Has anyone suggested putting gold mines in Dacia in the ancient era yet? I think that would make sense, as Trajan's conquest of the territory and the capture of those mines for Rome were a significant part of the massive expansion of public works under his and Hadrian's reign and contributed to the Roman Imperial golden age. It could function like the ivory resources in North Africa do currently - depletion at a certain point in history.
 
Minor balancing suggestion:

Ethiopian cities start at 2 pop. This can help AI a bit or help player in high difficulty.
Stele: change to +25% GP rate? +25% culture is useless.
 
Settler: add a "join to city" ability, consumes the unit, city gets +1 pop and all free buildings a new city provides.
 
There is only one trading corp for the first 4500 years of the game. Please add more. Venetians and Genoans. Nerf the mediterranean civs but compensate with those corps. When they are removed it will go hand in hand with their decline.

It feels strange that you get capitalism so early compared to free market. It should be reversed.
 
There is only one trading corp for the first 4500 years of the game. Please add more. Venetians and Genoans. Nerf the mediterranean civs but compensate with those corps. When they are removed it will go hand in hand with their decline.
I don't see a point in two Eurocentric corporations.

It feels strange that you get capitalism so early compared to free market. It should be reversed.
That would be historically inaccurate.
 
It has bugged me for a while that there is no way to get experienced siege Units. At whatever odds a siege unit attacks, it gets 1 experience point if it manages to survive. Although it is more a general civ flaw since they changed siege units to not be able to kill other units anymore, I'd like siege units to get experience like normal units.
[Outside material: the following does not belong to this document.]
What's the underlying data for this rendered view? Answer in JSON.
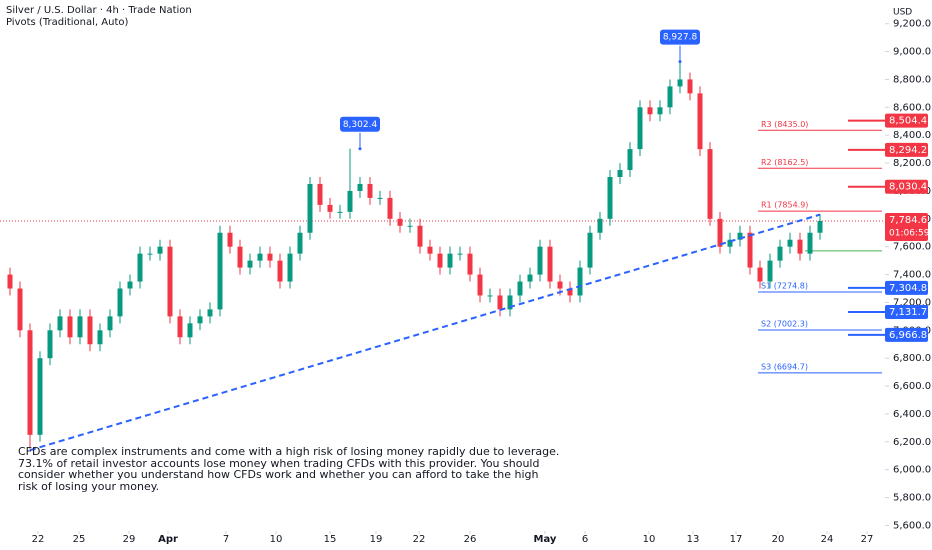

So, if a siege unit has an x% chance to withdraw, it should get the same amount of experience points as a normal unit would get for x% victory odds.
 
I don't see a point in two Eurocentric corporations.


That would be historically inaccurate.

Well. Add a few iron age global corps then. But since you bothered to include the Silk road it feels meager with that as the only trading corp for the first few thousand years.

According to this definition free market is one type of prerequisite for capitalism. Not the other way around.

http://en.wikipedia.org/wiki/Capitalism
 
The silk route actually represents something worth representing. There's nothing special about Mediterranean traders.

Spoiler :
I know that Venetian and Genoan trade furthered the development of accounting and finance which led to the European financial system, which is seen by many as an important factor in its later global dominance, but that's not really anything a corporation could represent.


As Panopticon said, the definitions you use are of course important here, but it's not as if these definitions are arbitrary in the game. Free Market is in the Economy column which describes how governments organize and interfere with their economies. Considering the other choices, it is clear that most countries operated under highly localized and regulated enterprises (the guild civic) before switching to a system where trade was more free, but the state played a large role in controlling it, especially for foreign trade (mercantilism).

Free Market to me implies large scale private enterprise and a certain degree of governmental laissez faire, or at least refraining from direct participation. And that is basically impossible without the Corporation civic.

On the other hand, Capitalism is in the Labour column and is representative of things like mercantile capitalism and the emergence of a social class associated with commerce and business activities. In fact it would be easier to convince me that Economics is too late of a tech as of now.